Easy money sowing the seeds of the next crisis
While a loose monetary policy is crucial to bring the global economy back on its feet, a sustained period of extremely low interest rates will hurt banks’ profitability in the coming years. Businesses might find it hard to service debt in a low aggregate demand environment. Thus, potential credit losses resulting from insolvencies could also test bank resilience.

In addition, national debts of governments are mounting as they try to counter the economic damage of the Great Lockdown. For instance, The US national debt has just reached 120% of the country’s GDP. The debt has jumped a massive $2.5 billion in a mere 3 months to touch $26 billion.These debt loads not only impact the economy’s potential to grow but continue to weaken the purchasing power of fiat paper currencies. Such never-seen-before expansion of balance sheets could lead to defaults and debt crises, especially in the weaker economies. And evidently, gold would indeed be a big beneficiary when a crisis plagues the world’s reserve currency.

US-China decoupling
President Trump has threatened that the U.S. could pursue a “complete decoupling” from China.
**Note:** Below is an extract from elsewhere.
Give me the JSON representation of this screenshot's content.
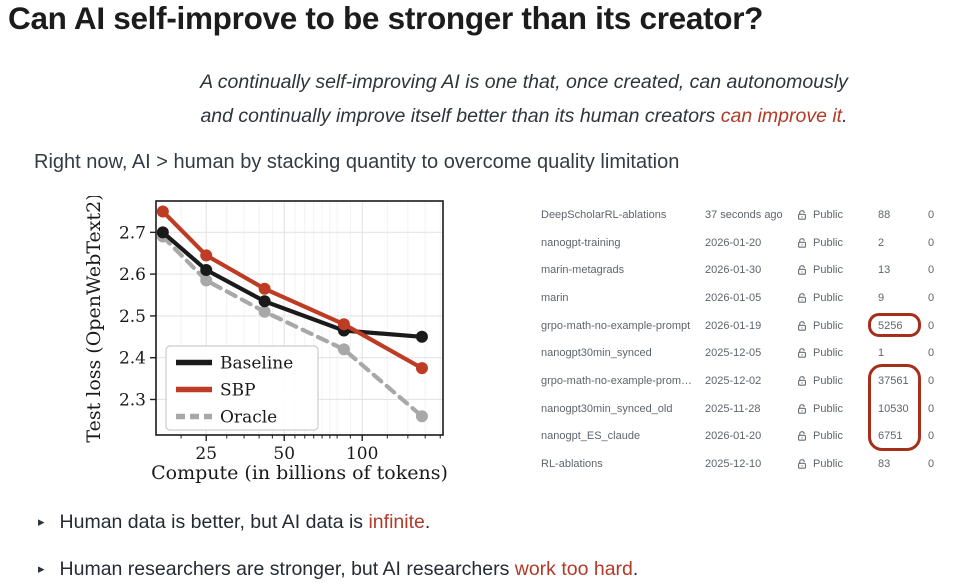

The two countries are the largest trading partners in the world. Bilateral trade between the economic giants had already decreased by 15% in 2019 on account of the trade wars. A further detachment could damage global economic recovery at a time when international trade is already affected.

With Republicans and Democrats agreeing on this opposition to China based on Beijing’s handling of Covid-19, technology-based spying, human rights abuse and its controls on Hong Kong, the decoupling seems to have become a certainty regardless of who wins the 2020 elections.

This will have consequences for global order and wide-reaching economic effects. The resulting uncertainty in equity, credit and currency markets will trigger a risk-off sentiment. This will push up investment demand for relatively safer alternatives like gold.

Rising inequality and social tensions
With jobs lost and economies suffering on one hand and asset prices soaring on the other, economic inequalities around the world will worsen. Developed economies might come out stronger and emerging economies could weaken further. This could lead to geo-political and social tensions and push up demand for gold which has no country specific risks.

To summarize, a high degree of uncertainty surrounds our outlook in the short term with developments like a vaccine, a second wave of infections influencing gold. But lingering macroeconomic factors as laid out above are going to ensure that gold will remain a preferred monetary asset for years to come.

Make a strategic allocation to gold because it’s the counterweight to paper money which is continuing to lose credibility as a store of value.